CAA BORDEAUX, 2 mai 2022, n° 20BX02486
CAA BORDEAUX, 24 mai 2022, N° 20BX00136
CAA BORDEAUX, 31 mai 2022, 20BX00502
Cette position diffère complètement de celle adoptée par la Cour de Cassation qui refuse de faire de l’anormalité du fait à l’origine de la lésion une condition de prise en charge de l’accident du travail :
« 6. L’arrêt retient que ces déclarations confirment tout à fait la version de l’employeur qui figure dans la description détaillée des faits jointe à la déclaration d’accident du travail, et qu’au cours de cet entretien, aucun incident, aucun fait brutal, aucun comportement anormal de la part de la hiérarchie du salarié n’est établi. L’arrêt ajoute que si l’intéressé évoque dans ses écritures un harcèlement, il ne prouve pas qu’il aurait été victime d’actions malveillantes et répétées de la part de son employeur dont la conséquence directe aurait été le malaise du 15 novembre 2011 ; qu’en droit, l’employeur détient un pouvoir de direction et de sanction à l’égard de ses employés dont le seul exercice, en l’absence d’abus ou d’excès établi, ne saurait constituer le fait accidentel caractérisant l’accident du travail ; qu’en ce qui concerne les lésions, le certificat médical initial du 15 novembre 2011 décrit un « choc émotionnel » au cours de l’entretien avec la hiérarchie, mais qu’un choc émotionnel n’est pas une lésion au sens de la législation professionnelle ; qu’enfin, l’hôpital de Colombes retient pour motif de la consultation un malaise vagal, qui n’est pas davantage une lésion au sens de la législation professionnelle, que le salarié bénéficie d’un suivi psychiatrique depuis cinq ans et que le conflit avec l’employeur est ancien.

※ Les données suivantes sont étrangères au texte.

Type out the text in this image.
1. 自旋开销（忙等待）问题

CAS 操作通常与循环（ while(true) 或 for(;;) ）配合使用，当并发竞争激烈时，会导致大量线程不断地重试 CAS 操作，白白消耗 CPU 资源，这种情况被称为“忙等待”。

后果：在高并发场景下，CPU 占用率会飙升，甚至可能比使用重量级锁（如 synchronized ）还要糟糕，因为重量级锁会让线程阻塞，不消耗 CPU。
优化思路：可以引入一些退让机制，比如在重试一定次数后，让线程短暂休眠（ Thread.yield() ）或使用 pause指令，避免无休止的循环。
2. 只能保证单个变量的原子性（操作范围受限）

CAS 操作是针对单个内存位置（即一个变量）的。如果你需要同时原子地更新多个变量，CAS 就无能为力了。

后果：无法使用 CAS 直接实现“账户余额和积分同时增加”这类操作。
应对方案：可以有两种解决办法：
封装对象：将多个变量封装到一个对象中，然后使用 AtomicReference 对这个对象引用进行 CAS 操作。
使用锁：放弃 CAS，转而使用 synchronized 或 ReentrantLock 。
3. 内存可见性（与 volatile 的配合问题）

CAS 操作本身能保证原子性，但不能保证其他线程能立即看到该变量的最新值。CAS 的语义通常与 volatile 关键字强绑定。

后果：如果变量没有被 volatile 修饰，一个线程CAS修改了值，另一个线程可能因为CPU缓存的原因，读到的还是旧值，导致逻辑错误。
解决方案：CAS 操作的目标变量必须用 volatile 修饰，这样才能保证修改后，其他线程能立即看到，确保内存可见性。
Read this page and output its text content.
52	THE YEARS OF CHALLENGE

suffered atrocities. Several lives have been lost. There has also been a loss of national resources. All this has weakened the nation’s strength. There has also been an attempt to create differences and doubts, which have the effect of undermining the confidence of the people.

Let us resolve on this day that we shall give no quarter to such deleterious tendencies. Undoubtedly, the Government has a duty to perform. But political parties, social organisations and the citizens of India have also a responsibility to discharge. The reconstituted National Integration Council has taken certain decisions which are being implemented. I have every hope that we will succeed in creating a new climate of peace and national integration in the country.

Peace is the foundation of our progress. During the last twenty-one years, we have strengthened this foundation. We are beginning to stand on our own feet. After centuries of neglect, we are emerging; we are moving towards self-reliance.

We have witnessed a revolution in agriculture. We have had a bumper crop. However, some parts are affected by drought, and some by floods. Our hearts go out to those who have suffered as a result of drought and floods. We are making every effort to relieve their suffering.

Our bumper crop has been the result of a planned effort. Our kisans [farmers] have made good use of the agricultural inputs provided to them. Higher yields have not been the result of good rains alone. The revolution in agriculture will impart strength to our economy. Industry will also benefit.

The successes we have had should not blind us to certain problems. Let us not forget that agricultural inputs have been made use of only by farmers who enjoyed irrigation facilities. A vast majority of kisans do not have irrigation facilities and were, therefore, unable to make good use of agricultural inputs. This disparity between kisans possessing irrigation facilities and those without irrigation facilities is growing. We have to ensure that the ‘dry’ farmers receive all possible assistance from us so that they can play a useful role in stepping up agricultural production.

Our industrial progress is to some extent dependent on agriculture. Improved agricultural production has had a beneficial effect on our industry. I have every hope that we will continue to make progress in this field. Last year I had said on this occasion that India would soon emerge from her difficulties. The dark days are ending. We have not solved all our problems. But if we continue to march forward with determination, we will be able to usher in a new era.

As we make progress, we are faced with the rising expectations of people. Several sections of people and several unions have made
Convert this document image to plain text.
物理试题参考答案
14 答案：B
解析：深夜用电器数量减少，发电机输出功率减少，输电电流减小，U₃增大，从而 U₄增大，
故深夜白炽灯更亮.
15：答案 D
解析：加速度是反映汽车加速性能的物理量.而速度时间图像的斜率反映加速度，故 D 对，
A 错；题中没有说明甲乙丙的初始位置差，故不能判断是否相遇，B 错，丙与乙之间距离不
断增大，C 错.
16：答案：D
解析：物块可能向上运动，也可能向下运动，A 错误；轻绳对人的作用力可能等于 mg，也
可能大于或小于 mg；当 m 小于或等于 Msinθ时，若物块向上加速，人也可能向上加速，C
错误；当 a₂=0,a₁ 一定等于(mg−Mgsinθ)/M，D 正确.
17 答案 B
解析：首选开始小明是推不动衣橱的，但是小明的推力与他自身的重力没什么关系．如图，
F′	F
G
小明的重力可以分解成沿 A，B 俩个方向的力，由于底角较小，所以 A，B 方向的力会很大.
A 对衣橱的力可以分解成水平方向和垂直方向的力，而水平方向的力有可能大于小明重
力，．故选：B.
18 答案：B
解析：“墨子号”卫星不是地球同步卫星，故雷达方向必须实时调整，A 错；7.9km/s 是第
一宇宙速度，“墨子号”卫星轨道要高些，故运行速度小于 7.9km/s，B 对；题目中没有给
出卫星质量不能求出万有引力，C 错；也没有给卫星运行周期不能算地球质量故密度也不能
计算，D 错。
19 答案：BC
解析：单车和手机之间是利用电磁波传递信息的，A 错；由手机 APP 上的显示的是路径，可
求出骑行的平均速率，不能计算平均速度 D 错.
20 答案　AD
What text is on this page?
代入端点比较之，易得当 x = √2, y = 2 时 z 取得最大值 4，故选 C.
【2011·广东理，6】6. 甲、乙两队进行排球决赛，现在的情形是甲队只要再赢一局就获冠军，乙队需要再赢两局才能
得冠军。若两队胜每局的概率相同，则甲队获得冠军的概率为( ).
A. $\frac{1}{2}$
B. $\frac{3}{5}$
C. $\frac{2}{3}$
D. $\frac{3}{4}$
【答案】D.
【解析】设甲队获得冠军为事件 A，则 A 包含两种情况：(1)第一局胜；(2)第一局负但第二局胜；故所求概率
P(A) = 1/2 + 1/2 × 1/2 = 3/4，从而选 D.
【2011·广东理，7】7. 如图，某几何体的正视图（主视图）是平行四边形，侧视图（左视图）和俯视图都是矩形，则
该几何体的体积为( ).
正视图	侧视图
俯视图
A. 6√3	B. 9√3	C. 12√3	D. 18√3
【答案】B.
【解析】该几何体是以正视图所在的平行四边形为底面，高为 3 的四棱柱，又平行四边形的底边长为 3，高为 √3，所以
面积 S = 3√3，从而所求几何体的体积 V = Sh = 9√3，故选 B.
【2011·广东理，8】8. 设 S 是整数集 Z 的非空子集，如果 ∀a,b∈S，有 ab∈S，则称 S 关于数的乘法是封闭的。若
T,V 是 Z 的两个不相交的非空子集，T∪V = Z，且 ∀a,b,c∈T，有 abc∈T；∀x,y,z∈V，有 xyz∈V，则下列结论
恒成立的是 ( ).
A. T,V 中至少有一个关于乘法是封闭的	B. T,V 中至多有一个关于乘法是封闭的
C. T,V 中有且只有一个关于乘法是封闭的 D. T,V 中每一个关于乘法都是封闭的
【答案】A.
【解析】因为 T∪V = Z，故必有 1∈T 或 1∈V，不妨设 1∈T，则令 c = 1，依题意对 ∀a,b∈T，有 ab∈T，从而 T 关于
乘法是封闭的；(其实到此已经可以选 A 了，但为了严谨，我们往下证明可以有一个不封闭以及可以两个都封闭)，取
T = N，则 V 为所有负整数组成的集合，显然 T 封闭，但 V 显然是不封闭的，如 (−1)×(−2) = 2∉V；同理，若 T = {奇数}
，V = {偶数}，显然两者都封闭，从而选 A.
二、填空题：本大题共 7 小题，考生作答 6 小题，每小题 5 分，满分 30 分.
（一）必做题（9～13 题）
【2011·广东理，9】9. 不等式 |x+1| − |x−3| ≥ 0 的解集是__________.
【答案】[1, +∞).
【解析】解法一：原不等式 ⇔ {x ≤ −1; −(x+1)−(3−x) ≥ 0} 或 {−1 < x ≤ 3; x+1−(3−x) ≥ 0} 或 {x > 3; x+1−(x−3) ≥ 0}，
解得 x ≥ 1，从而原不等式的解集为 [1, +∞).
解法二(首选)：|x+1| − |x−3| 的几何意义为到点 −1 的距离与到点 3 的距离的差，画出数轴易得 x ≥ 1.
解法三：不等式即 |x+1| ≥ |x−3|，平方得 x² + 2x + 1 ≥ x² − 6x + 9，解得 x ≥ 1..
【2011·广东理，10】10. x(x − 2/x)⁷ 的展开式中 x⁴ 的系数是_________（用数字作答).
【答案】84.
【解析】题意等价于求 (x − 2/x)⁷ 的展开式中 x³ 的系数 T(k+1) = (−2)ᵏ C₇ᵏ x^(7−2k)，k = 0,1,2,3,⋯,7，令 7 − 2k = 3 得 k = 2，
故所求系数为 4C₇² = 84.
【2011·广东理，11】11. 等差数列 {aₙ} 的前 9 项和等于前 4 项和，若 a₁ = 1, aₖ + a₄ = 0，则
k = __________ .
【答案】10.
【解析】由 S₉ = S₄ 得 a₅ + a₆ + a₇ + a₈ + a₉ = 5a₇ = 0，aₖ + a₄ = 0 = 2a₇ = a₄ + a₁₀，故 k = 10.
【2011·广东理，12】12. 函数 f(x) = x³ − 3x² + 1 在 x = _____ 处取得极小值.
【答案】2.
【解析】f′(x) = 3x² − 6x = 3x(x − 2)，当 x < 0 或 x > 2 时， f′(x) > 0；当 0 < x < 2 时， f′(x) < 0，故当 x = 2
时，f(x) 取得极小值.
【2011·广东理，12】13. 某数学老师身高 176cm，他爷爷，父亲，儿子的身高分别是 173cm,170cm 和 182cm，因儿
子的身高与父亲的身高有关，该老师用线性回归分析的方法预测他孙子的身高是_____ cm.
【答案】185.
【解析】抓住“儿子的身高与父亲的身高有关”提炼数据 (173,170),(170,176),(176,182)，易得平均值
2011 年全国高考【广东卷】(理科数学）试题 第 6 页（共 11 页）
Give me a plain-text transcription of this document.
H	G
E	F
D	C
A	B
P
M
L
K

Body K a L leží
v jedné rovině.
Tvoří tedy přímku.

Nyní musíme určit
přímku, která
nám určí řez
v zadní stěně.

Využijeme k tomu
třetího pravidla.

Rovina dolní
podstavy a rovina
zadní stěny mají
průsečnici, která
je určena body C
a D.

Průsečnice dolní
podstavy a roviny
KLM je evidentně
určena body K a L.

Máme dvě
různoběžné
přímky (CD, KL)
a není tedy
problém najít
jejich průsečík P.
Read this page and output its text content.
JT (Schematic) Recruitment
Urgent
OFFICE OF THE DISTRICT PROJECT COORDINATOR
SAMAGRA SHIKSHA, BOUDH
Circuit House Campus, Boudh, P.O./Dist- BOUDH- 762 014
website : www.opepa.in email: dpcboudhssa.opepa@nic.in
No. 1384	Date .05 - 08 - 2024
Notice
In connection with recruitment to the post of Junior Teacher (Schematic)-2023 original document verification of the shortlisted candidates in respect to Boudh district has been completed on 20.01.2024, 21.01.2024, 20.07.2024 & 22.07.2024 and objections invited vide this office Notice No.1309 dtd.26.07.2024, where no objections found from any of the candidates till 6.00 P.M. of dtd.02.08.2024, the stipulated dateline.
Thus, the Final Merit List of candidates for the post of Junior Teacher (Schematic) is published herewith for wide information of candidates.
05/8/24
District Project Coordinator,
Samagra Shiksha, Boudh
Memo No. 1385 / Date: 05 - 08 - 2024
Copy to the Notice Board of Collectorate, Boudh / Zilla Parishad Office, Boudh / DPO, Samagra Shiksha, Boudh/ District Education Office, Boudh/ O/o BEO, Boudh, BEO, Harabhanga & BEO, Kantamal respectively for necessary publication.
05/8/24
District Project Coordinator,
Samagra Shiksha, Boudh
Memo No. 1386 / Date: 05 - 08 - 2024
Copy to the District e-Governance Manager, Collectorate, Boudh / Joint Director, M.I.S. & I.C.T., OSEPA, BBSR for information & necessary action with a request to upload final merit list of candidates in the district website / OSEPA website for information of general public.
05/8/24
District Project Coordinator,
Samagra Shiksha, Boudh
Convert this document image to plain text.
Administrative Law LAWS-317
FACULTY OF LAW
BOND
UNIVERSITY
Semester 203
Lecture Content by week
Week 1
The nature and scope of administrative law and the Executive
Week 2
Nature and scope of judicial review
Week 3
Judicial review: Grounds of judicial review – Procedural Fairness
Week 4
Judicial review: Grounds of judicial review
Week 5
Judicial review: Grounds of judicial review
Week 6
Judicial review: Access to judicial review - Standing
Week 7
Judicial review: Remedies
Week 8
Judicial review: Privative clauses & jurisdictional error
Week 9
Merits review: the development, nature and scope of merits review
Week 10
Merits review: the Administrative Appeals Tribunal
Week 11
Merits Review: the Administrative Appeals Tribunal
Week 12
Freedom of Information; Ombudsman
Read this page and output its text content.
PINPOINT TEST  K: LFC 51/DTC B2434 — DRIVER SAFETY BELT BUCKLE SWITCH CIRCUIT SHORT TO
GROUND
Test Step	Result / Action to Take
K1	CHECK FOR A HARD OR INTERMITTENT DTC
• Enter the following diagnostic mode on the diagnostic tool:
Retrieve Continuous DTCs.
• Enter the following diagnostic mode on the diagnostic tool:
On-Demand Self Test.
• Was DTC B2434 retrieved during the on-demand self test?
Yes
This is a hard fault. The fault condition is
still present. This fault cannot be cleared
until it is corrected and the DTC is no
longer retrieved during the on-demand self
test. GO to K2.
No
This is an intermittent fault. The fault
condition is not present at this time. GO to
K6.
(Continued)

7. L’arrêt en déduit qu’il n’est démontré aucune altération brutale de l’état mental de la victime résultant directement et exclusivement de l’entretien du 15 novembre 2011, et que la preuve de la matérialité d’un accident aux temps et lieux du travail, à la date du 15 novembre 2011, n’est pas rapportée, pas plus que la preuve d’un lien de causalité entre cet accident et les lésions constatées le même jour.
8. En statuant ainsi, alors qu’elle constatait que le malaise de la victime était survenu aux temps et lieu de travail, ce dont il résultait que l’accident litigieux était présumé revêtir un caractère professionnel, la cour d’appel a violé le texte susvisé. »
Cass. 2e civ., 9 sept. 2021, n° 19-25.418
Voir encore :
Cass. 2e civ., 17 févr. 2022, n° 20-16.286
En conséquence, la nécessité d’établir l’anormalité du fait accidentel dans le cas d’une prise en charge d’un accident de service créé une rupture d’égalité entre le fonctionnaire victime d’un accident de service et le salarié victime d’un accident du travail.